1. Pigeonhole theorem problem

Problem #1:
Suppose N objects are distributed between B boxes in such a way that no box is empty. How many objects must we choose in order to be sure that we have chosen the entire contents of at least one box?

My strategy was to find out the maximum number of contents one box can have, say M.
Then if I choose M objects I can satisfy the given task.
But I'm stuck on finding this maximum number.
I know that by using the pigeonhole principle, I can say at least one box has at most or at least some number of contents.
How can I say all boxes have at most some number of contents?

Problem #2:
There are twelve signs of the Western Zodiac. Suppose there are 145 people in a room. Show that there must be 13 people who share the same sign of the Western Zodiac.

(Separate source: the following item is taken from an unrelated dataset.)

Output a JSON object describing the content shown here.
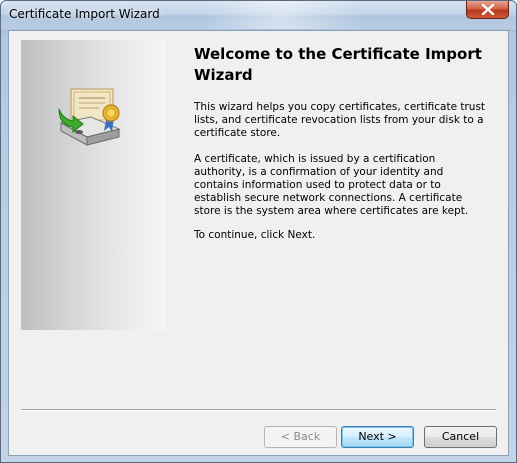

I'm confused about the wording. Is the problem different from "show that there must be at least 13 people who share a zodiac"?
If so, I need hints to find how to narrow down from saying "at least 13 people share one zodiac" to "exactly 13 people share one zodiac".

2. Re: Pigeonhole theorem problem

in #2 you are splitting 145 objects between 12 groups. Consider the case when the objects are most spread out

3. Re: Pigeonhole theorem problem

Originally Posted by Yuuki
Problem #1:
Suppose N objects are distributed between B boxes in such a way that no box is empty. How many objects must we choose in order to be sure that we have chosen the entire contents of at least one box?

Problem #2:
There are twelve signs of the Western Zodiac. Suppose there are 145 people in a room. Show that there must be 13 people who share the same sign of the Western Zodiac.
I have absolutely no idea what #1 means.

For #2, if there are 12 boxes and 144 balls then if you put all of the balls into the boxes is it possible that each box contains at most 12 balls?

4. Re: Pigeonhole theorem problem

Thank you, I realized where I was stuck on #2.
I thought there had to be some zodiac-subset that had contained precisely 13 people and no more.
But if 15 people had the same zodiac, it would still be true that 13 out of these 15 share the same zodiac, right?

5. Re: Pigeonhole theorem problem

I believe your method for #1 is correct, when they say choose they mean remove. If no box can be empty then the maximum number in 1 box is N-B+1

6. Re: Pigeonhole theorem problem

Thanks Shakarri.

So after I put one item in each box so that no box is empty, I have N-B objects left.
If I put all of that in one box, that box will have the max number of contents possible.
Since this box has N-B+1 objects in it, choosing N-B+1, I'm guaranteed to exhaust at least one box?